De
Sfroos. Chi è? È un poeta? No. È un cantastorie?
No, è riduttivo. È un cantante? Non solo. E
allora? È tutto ed è tanto. “Il testo
è fondamentale, come se fosse il pilota di una vettura,
dove la vettura è la musica”; una frase di Davide
che riassume, ancora una volta, un significato più
profondo, più intimo.
I
suoi testi hanno bisogno della musica per diventare canzone,
di quella musica che solo De Sfroos può darci, così
diversa e così mutevole, come le onde del nostro beneamato
laach de Còmm, così inusuale che ne hanno definito
l’autore un cantante folk rock, ovvero fusione di ritmi,
melodie e testi apparentemente incompatibili. Eppure ce l’ha
fatta, ha trasformato i suoi pensieri, le sue storie, le storie
del lago, in canzoni, grazie alle scelte musicali adatte, perché
“il testo è importante ma ha bisogno della giusta
musica per diventare canzone, come un film ha bisogno della
colonna sonora”.
Ma
da dove nascono le sue storie? Dal lago appunto, dai suoi
abitanti (La ballata del cimino, Ul mustru, Lo sconcio), dalle
sue presenze caratteristiche (La balera, La curiera), dai
ricordi (Pulenta e galena fregia, Yanez).

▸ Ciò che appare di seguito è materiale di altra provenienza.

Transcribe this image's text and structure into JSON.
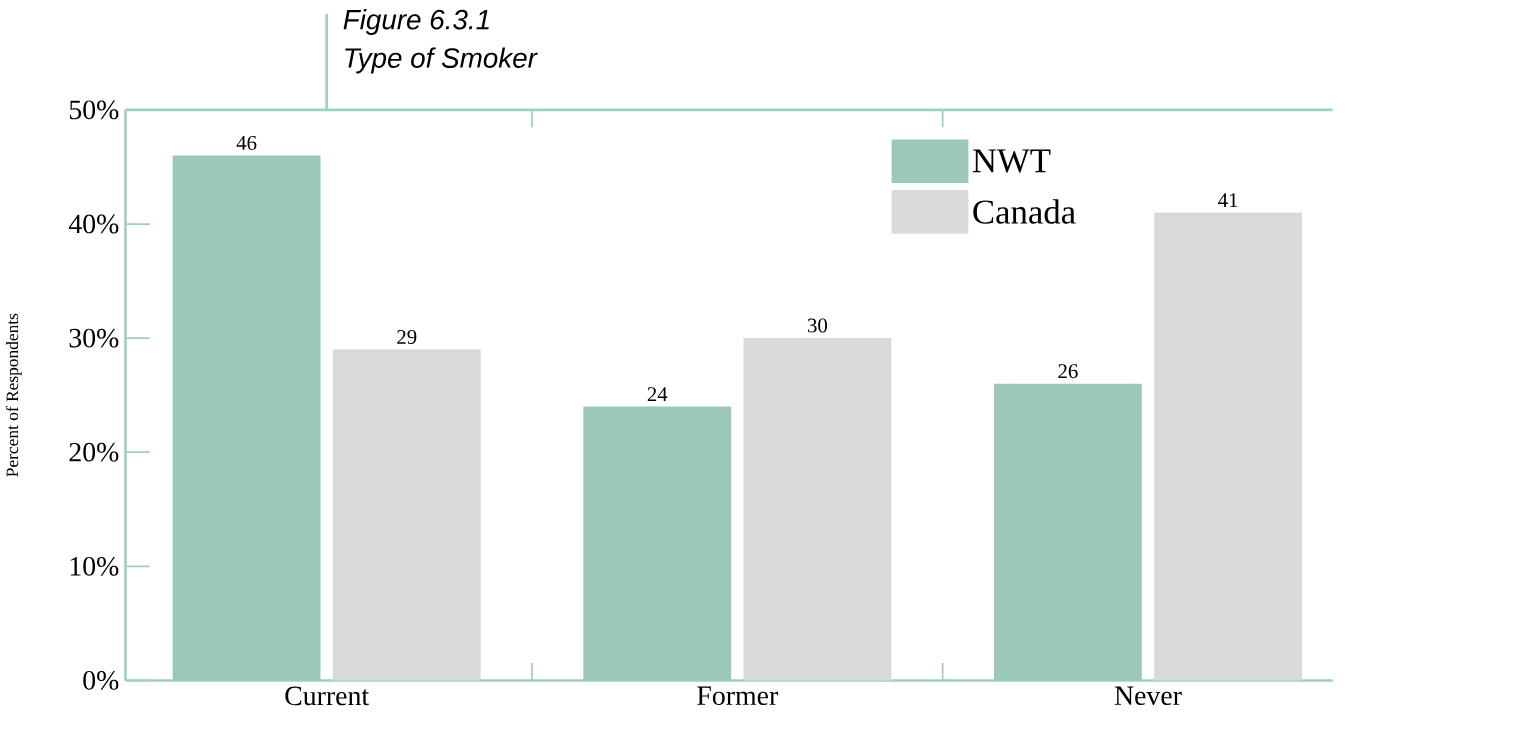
{
  "chart_data": {
    "type": "bar",
    "title": "Figure 6.3.1",
    "subtitle": "Type of Smoker",
    "ylabel": "Percent of Respondents",
    "categories": [
      "Current",
      "Former",
      "Never"
    ],
    "series": [
      {
        "name": "NWT",
        "color": "#9cc8bc",
        "values": [
          46,
          24,
          26
        ]
      },
      {
        "name": "Canada",
        "color": "#d9d9d9",
        "values": [
          29,
          30,
          41
        ]
      }
    ],
    "ylim": [
      0,
      50
    ],
    "yticks": [
      {
        "value": 0,
        "label": "0%"
      },
      {
        "value": 10,
        "label": "10%"
      },
      {
        "value": 20,
        "label": "20%"
      },
      {
        "value": 30,
        "label": "30%"
      },
      {
        "value": 40,
        "label": "40%"
      },
      {
        "value": 50,
        "label": "50%"
      }
    ],
    "legend": "top right",
    "data_labels": true
  }
}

Possono volerci
mesi e anni per capire come raccontare una storia in modo
che non risulti banale o troppo difficile, fino a che la si
scrive, si registra ed è fatta, anche se spesso ci
si rende conto che quella non è assolutamente una canzone
definitiva, perché è nata totalmente dalle onde,
che per natura mutano, corrono e scompaiono.

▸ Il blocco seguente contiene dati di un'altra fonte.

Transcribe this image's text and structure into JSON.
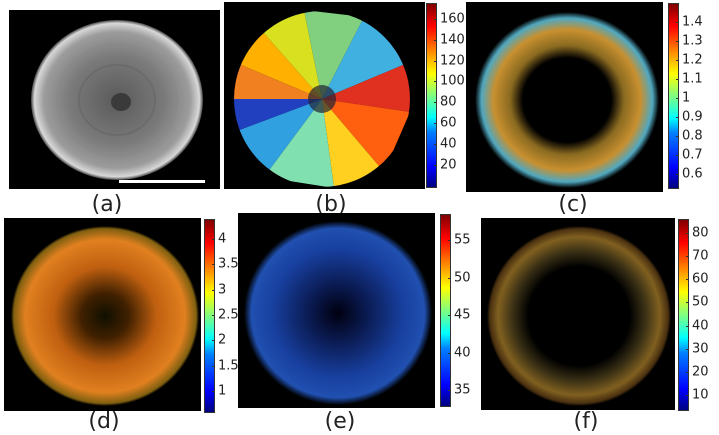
{
  "panels": [
    {
      "id": "a",
      "label": "(a)",
      "colorbar": null
    },
    {
      "id": "b",
      "label": "(b)",
      "colorbar": {
        "ticks": [
          "160",
          "140",
          "120",
          "100",
          "80",
          "60",
          "40",
          "20"
        ],
        "min": 0,
        "max": 175
      }
    },
    {
      "id": "c",
      "label": "(c)",
      "colorbar": {
        "ticks": [
          "1.4",
          "1.3",
          "1.2",
          "1.1",
          "1",
          "0.9",
          "0.8",
          "0.7",
          "0.6"
        ],
        "min": 0.53,
        "max": 1.5
      }
    },
    {
      "id": "d",
      "label": "(d)",
      "colorbar": {
        "ticks": [
          "4",
          "3.5",
          "3",
          "2.5",
          "2",
          "1.5",
          "1"
        ],
        "min": 0.6,
        "max": 4.4
      }
    },
    {
      "id": "e",
      "label": "(e)",
      "colorbar": {
        "ticks": [
          "55",
          "50",
          "45",
          "40",
          "35"
        ],
        "min": 33,
        "max": 58.5
      }
    },
    {
      "id": "f",
      "label": "(f)",
      "colorbar": {
        "ticks": [
          "80",
          "70",
          "60",
          "50",
          "40",
          "30",
          "20",
          "10"
        ],
        "min": 4,
        "max": 86
      }
    }
  ],
  "colors": {
    "background": "#000000",
    "low": "#00007f",
    "high": "#7f0000"
  }
}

Il riferimento è ad Akuaduulza, dall’ omonimo
album. “e quest’unda vagabunda l’è
na lèngua che bagna i paròll, lèngua
che rànza, lèngua redùnda, Prema l’è
timida e poe l’sbròfa tucc”: l’anima
di raccontatore di eventi qui è chiara; in quest’
ode al lago, le acque dondolano, e cullano chi ascolta.
I violini sono “gli agenti esterni”, sono i
gabbiani e le nuvole che si riflettono nell’acqua
blu, e quando si ascolta “akuaduulza” si vedono,
sono lì intorno che volano sopra le onde.